Everyone in the game respects Aaron Boone because of the way he played the game, and the way he goes about his life, being a great husband and father of four, including adopted brothers from Haiti, treating people right, and never putting himself above anyone else. Several years ago, a radio play-by-play guy for a major league team mistook him for someone else, and called him by the wrong name three times in one season. Instead of telling the guy, "Hey, I'm Aaron Boone!" he had me gently inform the guy of his correct name, so not to embarrass the guy the next time it happened. Also several years ago, Boonie did the Ice Bucket Challenge the day of a game we did in Boston. He asked the guy working the hotel bar if he'd help him by dousing him with a bucket of cold water.

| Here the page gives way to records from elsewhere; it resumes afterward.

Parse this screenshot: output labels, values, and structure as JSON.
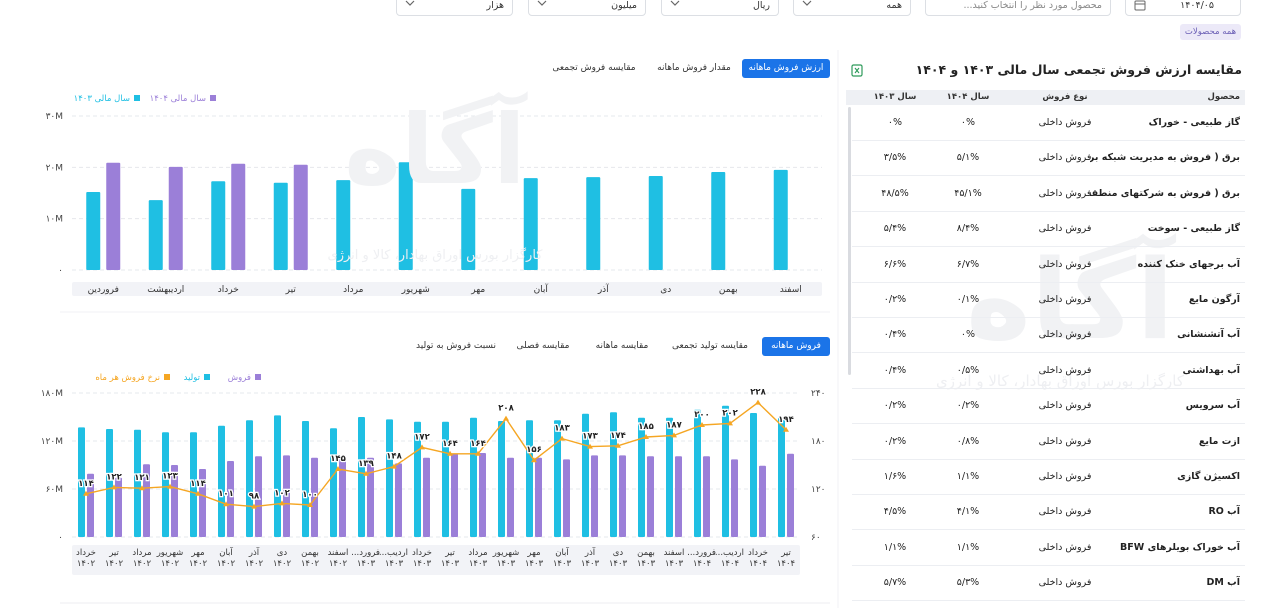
{
  "filters": {
    "date": "۱۴۰۴/۰۵",
    "product_placeholder": "محصول مورد نظر را انتخاب کنید...",
    "sale_type": "همه",
    "currency": "ریال",
    "unit": "میلیون",
    "scale": "هزار",
    "chip": "همه محصولات"
  },
  "watermark": {
    "brand": "آگاه",
    "tagline": "کارگزار بورس اوراق بهادار، کالا و انرژی"
  },
  "top_panel": {
    "tabs": [
      "ارزش فروش ماهانه",
      "مقدار فروش ماهانه",
      "مقایسه فروش تجمعی"
    ],
    "active_tab": 0
  },
  "bottom_panel": {
    "tabs": [
      "فروش ماهانه",
      "مقایسه تولید تجمعی",
      "مقایسه ماهانه",
      "مقایسه فصلی",
      "نسبت فروش به تولید"
    ],
    "active_tab": 0
  },
  "table": {
    "title": "مقایسه ارزش فروش تجمعی سال مالی ۱۴۰۳ و ۱۴۰۴",
    "columns": [
      "محصول",
      "نوع فروش",
      "سال ۱۴۰۴",
      "سال ۱۴۰۳"
    ],
    "rows": [
      [
        "گاز طبیعی - خوراک",
        "فروش داخلی",
        "۰%",
        "۰%"
      ],
      [
        "برق ( فروش به مدیریت شبکه بر...",
        "فروش داخلی",
        "۵/۱%",
        "۳/۵%"
      ],
      [
        "برق ( فروش به شرکتهای منطقه )",
        "فروش داخلی",
        "۴۵/۱%",
        "۴۸/۵%"
      ],
      [
        "گاز طبیعی - سوخت",
        "فروش داخلی",
        "۸/۴%",
        "۵/۴%"
      ],
      [
        "آب برجهای خنک کننده",
        "فروش داخلی",
        "۶/۷%",
        "۶/۶%"
      ],
      [
        "آرگون مایع",
        "فروش داخلی",
        "۰/۱%",
        "۰/۲%"
      ],
      [
        "آب آتشنشانی",
        "فروش داخلی",
        "۰%",
        "۰/۴%"
      ],
      [
        "آب بهداشتی",
        "فروش داخلی",
        "۰/۵%",
        "۰/۴%"
      ],
      [
        "آب سرویس",
        "فروش داخلی",
        "۰/۲%",
        "۰/۲%"
      ],
      [
        "ازت مایع",
        "فروش داخلی",
        "۰/۸%",
        "۰/۲%"
      ],
      [
        "اکسیژن گازی",
        "فروش داخلی",
        "۱/۱%",
        "۱/۶%"
      ],
      [
        "آب RO",
        "فروش داخلی",
        "۴/۱%",
        "۴/۵%"
      ],
      [
        "آب خوراک بویلرهای BFW",
        "فروش داخلی",
        "۱/۱%",
        "۱/۱%"
      ],
      [
        "آب DM",
        "فروش داخلی",
        "۵/۳%",
        "۵/۷%"
      ]
    ]
  },
  "chart_data": [
    {
      "type": "bar",
      "categories": [
        "فروردین",
        "اردیبهشت",
        "خرداد",
        "تیر",
        "مرداد",
        "شهریور",
        "مهر",
        "آبان",
        "آذر",
        "دی",
        "بهمن",
        "اسفند"
      ],
      "series": [
        {
          "name": "سال مالی ۱۴۰۳",
          "color": "#1fbfe3",
          "values": [
            15.2,
            13.6,
            17.3,
            17.0,
            17.5,
            21.0,
            15.8,
            17.9,
            18.1,
            18.3,
            19.1,
            19.5
          ]
        },
        {
          "name": "سال مالی ۱۴۰۴",
          "color": "#9b7fd8",
          "values": [
            20.9,
            20.1,
            20.7,
            20.5,
            null,
            null,
            null,
            null,
            null,
            null,
            null,
            null
          ]
        }
      ],
      "ylim": [
        0,
        30
      ],
      "yticks": [
        {
          "value": 0,
          "label": "۰"
        },
        {
          "value": 10,
          "label": "۱۰M"
        },
        {
          "value": 20,
          "label": "۲۰M"
        },
        {
          "value": 30,
          "label": "۳۰M"
        }
      ],
      "grid": true
    },
    {
      "type": "combo",
      "categories": [
        "خرداد ۱۴۰۲",
        "تیر ۱۴۰۲",
        "مرداد ۱۴۰۲",
        "شهریور ۱۴۰۲",
        "مهر ۱۴۰۲",
        "آبان ۱۴۰۲",
        "آذر ۱۴۰۲",
        "دی ۱۴۰۲",
        "بهمن ۱۴۰۲",
        "اسفند ۱۴۰۲",
        "فرورد... ۱۴۰۳",
        "اردیب... ۱۴۰۳",
        "خرداد ۱۴۰۳",
        "تیر ۱۴۰۳",
        "مرداد ۱۴۰۳",
        "شهریور ۱۴۰۳",
        "مهر ۱۴۰۳",
        "آبان ۱۴۰۳",
        "آذر ۱۴۰۳",
        "دی ۱۴۰۳",
        "بهمن ۱۴۰۳",
        "اسفند ۱۴۰۳",
        "فرورد... ۱۴۰۴",
        "اردیب... ۱۴۰۴",
        "خرداد ۱۴۰۴",
        "تیر ۱۴۰۴"
      ],
      "series": [
        {
          "name": "تولید",
          "color": "#1fbfe3",
          "type": "bar",
          "values": [
            137,
            135,
            134,
            131,
            131,
            139,
            146,
            152,
            145,
            136,
            150,
            147,
            144,
            144,
            149,
            145,
            146,
            146,
            154,
            156,
            149,
            149,
            159,
            164,
            155,
            149
          ]
        },
        {
          "name": "فروش",
          "color": "#9b7fd8",
          "type": "bar",
          "values": [
            79,
            74,
            91,
            90,
            85,
            95,
            101,
            102,
            99,
            102,
            99,
            92,
            99,
            104,
            105,
            99,
            99,
            97,
            102,
            102,
            101,
            101,
            101,
            97,
            89,
            104
          ]
        },
        {
          "name": "نرخ فروش هر ماه",
          "color": "#f5a623",
          "type": "line",
          "axis": "y2",
          "values": [
            114,
            122,
            121,
            123,
            114,
            101,
            98,
            102,
            100,
            145,
            139,
            148,
            172,
            164,
            164,
            208,
            156,
            183,
            173,
            174,
            185,
            187,
            200,
            202,
            228,
            194
          ],
          "value_labels": [
            "۱۱۴",
            "۱۲۲",
            "۱۲۱",
            "۱۲۳",
            "۱۱۴",
            "۱۰۱",
            "۹۸",
            "۱۰۲",
            "۱۰۰",
            "۱۴۵",
            "۱۳۹",
            "۱۴۸",
            "۱۷۲",
            "۱۶۴",
            "۱۶۴",
            "۲۰۸",
            "۱۵۶",
            "۱۸۳",
            "۱۷۳",
            "۱۷۴",
            "۱۸۵",
            "۱۸۷",
            "۲۰۰",
            "۲۰۲",
            "۲۲۸",
            "۱۹۴"
          ]
        }
      ],
      "ylim": [
        0,
        180
      ],
      "yticks": [
        {
          "value": 0,
          "label": "۰"
        },
        {
          "value": 60,
          "label": "۶۰M"
        },
        {
          "value": 120,
          "label": "۱۲۰M"
        },
        {
          "value": 180,
          "label": "۱۸۰M"
        }
      ],
      "y2lim": [
        60,
        240
      ],
      "y2ticks": [
        {
          "value": 60,
          "label": "۶۰"
        },
        {
          "value": 120,
          "label": "۱۲۰"
        },
        {
          "value": 180,
          "label": "۱۸۰"
        },
        {
          "value": 240,
          "label": "۲۴۰"
        }
      ],
      "grid": true
    }
  ]
}
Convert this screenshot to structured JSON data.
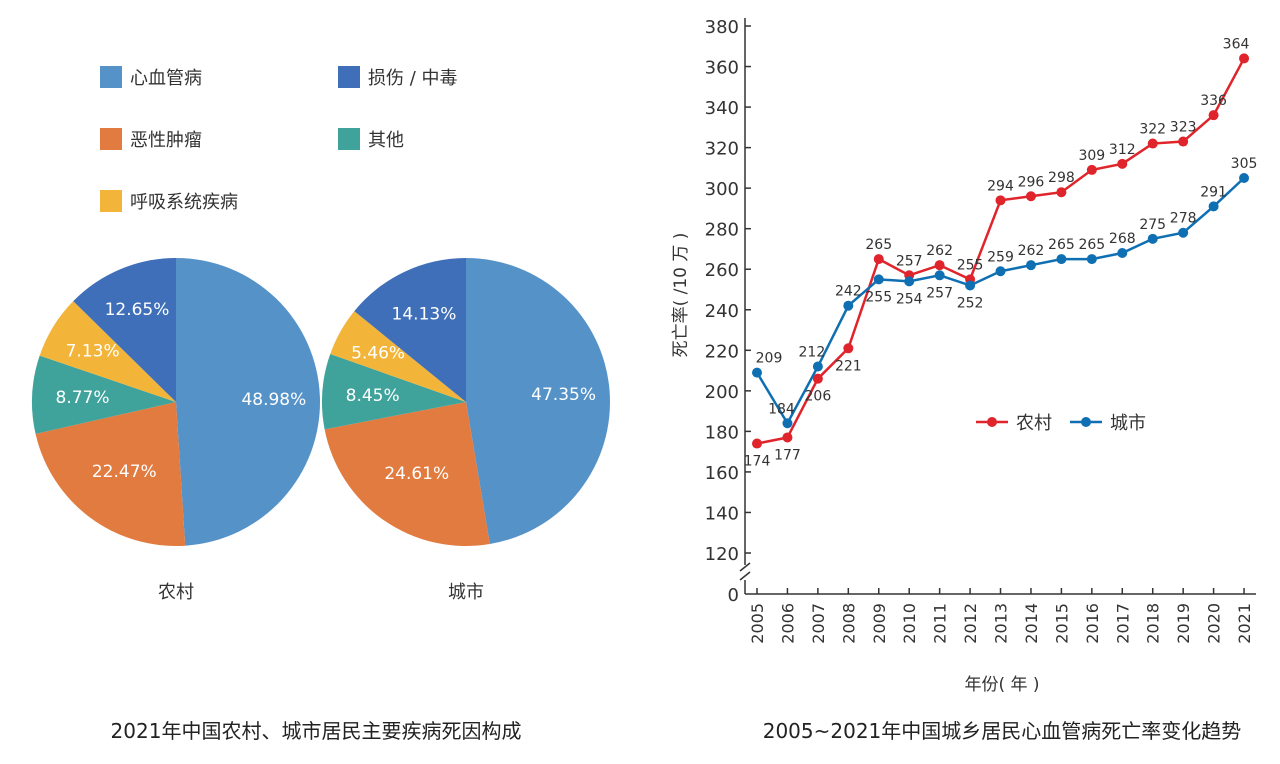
{
  "chart_data": [
    {
      "type": "pie",
      "title": "2021年中国农村、城市居民主要疾病死因构成",
      "legend": [
        {
          "label": "心血管病",
          "color": "#5592c8"
        },
        {
          "label": "损伤 / 中毒",
          "color": "#3f6fb8"
        },
        {
          "label": "恶性肿瘤",
          "color": "#e27b3f"
        },
        {
          "label": "其他",
          "color": "#3fa39c"
        },
        {
          "label": "呼吸系统疾病",
          "color": "#f2b53a"
        }
      ],
      "pies": [
        {
          "name": "农村",
          "slices": [
            {
              "category": "心血管病",
              "value": 48.98,
              "label": "48.98%"
            },
            {
              "category": "恶性肿瘤",
              "value": 22.47,
              "label": "22.47%"
            },
            {
              "category": "其他",
              "value": 8.77,
              "label": "8.77%"
            },
            {
              "category": "呼吸系统疾病",
              "value": 7.13,
              "label": "7.13%"
            },
            {
              "category": "损伤 / 中毒",
              "value": 12.65,
              "label": "12.65%"
            }
          ]
        },
        {
          "name": "城市",
          "slices": [
            {
              "category": "心血管病",
              "value": 47.35,
              "label": "47.35%"
            },
            {
              "category": "恶性肿瘤",
              "value": 24.61,
              "label": "24.61%"
            },
            {
              "category": "其他",
              "value": 8.45,
              "label": "8.45%"
            },
            {
              "category": "呼吸系统疾病",
              "value": 5.46,
              "label": "5.46%"
            },
            {
              "category": "损伤 / 中毒",
              "value": 14.13,
              "label": "14.13%"
            }
          ]
        }
      ]
    },
    {
      "type": "line",
      "title": "2005~2021年中国城乡居民心血管病死亡率变化趋势",
      "xlabel": "年份( 年 )",
      "ylabel": "死亡率( /10 万 )",
      "x": [
        2005,
        2006,
        2007,
        2008,
        2009,
        2010,
        2011,
        2012,
        2013,
        2014,
        2015,
        2016,
        2017,
        2018,
        2019,
        2020,
        2021
      ],
      "yticks": [
        0,
        120,
        140,
        160,
        180,
        200,
        220,
        240,
        260,
        280,
        300,
        320,
        340,
        360,
        380
      ],
      "ylim": [
        120,
        380
      ],
      "axis_break": true,
      "legend_position": "center-right",
      "series": [
        {
          "name": "农村",
          "color": "#e0242b",
          "values": [
            174,
            177,
            206,
            221,
            265,
            257,
            262,
            255,
            294,
            296,
            298,
            309,
            312,
            322,
            323,
            336,
            364
          ]
        },
        {
          "name": "城市",
          "color": "#0f6fb3",
          "values": [
            209,
            184,
            212,
            242,
            255,
            254,
            257,
            252,
            259,
            262,
            265,
            265,
            268,
            275,
            278,
            291,
            305
          ]
        }
      ]
    }
  ]
}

"I'd love to," the guy said laughing. "I'm a Red Sox fan. I hate you."
And now Aaron Boone is the manager of the Yankees, which means I'll have to stop calling him Boonie. Two weeks ago, I called him and told him -- I was guessing -- that he was going to get the job.
"What's it going to be like when, instead of you walking into the manager's before an ESPN game, the ESPN crew will walk into your office at Yankee Stadium and ask you the questions?" I asked him. "The first question I am going to ask you is, 'How in the hell did you get this job?'"
Typical Boonie, he laughed out loud.
And yet, I think he will do a great job managing the Yankees. More importantly, so does he.